U.S. college campus (stock image)
U.S. college campus (stock image)iStock

A Princeton University referendum to endorse BDS appears to have failed, but the Wednesday vote is mired in an uncertain result, with the pro-BDS side claiming the results were not accurate and student government leaders releasing contradictory statements.

The referendum, which called on the university to boycott Caterpillar construction equipment in support of the BDS movement, failed to win the majority of student votes needed, according to the Princeton Tory campus publication.

The referendum results so far released indicated that 44 percent voted in favor, 40 percent voted against, and 16 percent abstained. A majority was needed for the referendum to pass.

The university’s student senate constitution states: “A referendum result shall be binding on the Senate if…a majority of the votes cast in the referendum are in the affirmative.”
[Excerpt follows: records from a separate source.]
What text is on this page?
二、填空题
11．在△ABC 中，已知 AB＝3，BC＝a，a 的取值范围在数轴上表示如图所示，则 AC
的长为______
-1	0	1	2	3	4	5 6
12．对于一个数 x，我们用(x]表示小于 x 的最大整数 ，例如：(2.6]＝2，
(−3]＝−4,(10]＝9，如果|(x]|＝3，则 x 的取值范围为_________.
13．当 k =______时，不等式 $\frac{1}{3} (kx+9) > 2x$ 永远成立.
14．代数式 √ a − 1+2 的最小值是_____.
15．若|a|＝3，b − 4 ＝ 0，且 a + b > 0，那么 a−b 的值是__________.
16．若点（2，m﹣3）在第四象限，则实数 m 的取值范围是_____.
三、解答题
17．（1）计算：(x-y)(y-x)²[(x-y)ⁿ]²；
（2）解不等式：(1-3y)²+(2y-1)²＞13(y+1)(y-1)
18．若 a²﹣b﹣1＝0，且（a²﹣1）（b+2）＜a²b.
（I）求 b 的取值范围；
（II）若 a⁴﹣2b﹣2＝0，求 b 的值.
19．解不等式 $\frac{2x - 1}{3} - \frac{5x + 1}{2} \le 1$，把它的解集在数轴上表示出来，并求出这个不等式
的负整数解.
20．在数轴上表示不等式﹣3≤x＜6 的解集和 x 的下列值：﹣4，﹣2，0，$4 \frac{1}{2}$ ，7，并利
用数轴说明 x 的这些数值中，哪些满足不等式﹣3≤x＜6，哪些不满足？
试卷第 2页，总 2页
Over 2,500 of eligible undergraduate students participated in the referendum, which represents 48.9 percent of the student body, according to Princeton figures.

The referendum has stirred controversy at Princeton in the last week, with anti-Israel campus groups holding events in support of the motion, such as the Princeton Committee on Palestine holding a “Caterpillar Referendum Teach-In” and J Street holding an “Occupied Palestinian Territories 101” seminar.

Pro-Israel campus groups responded with their own events. Tigers for Israel hosted “The Case Against BDS” with Israeli activist Ashager Araro, Palestinian Arab peace activist Bassam Eid, Michael Walzer, and former U.S. Ambassador to Egypt and Israel, Daniel Kurtzer.

Since the vote took place, university student government officials have released contradictory statements about the results.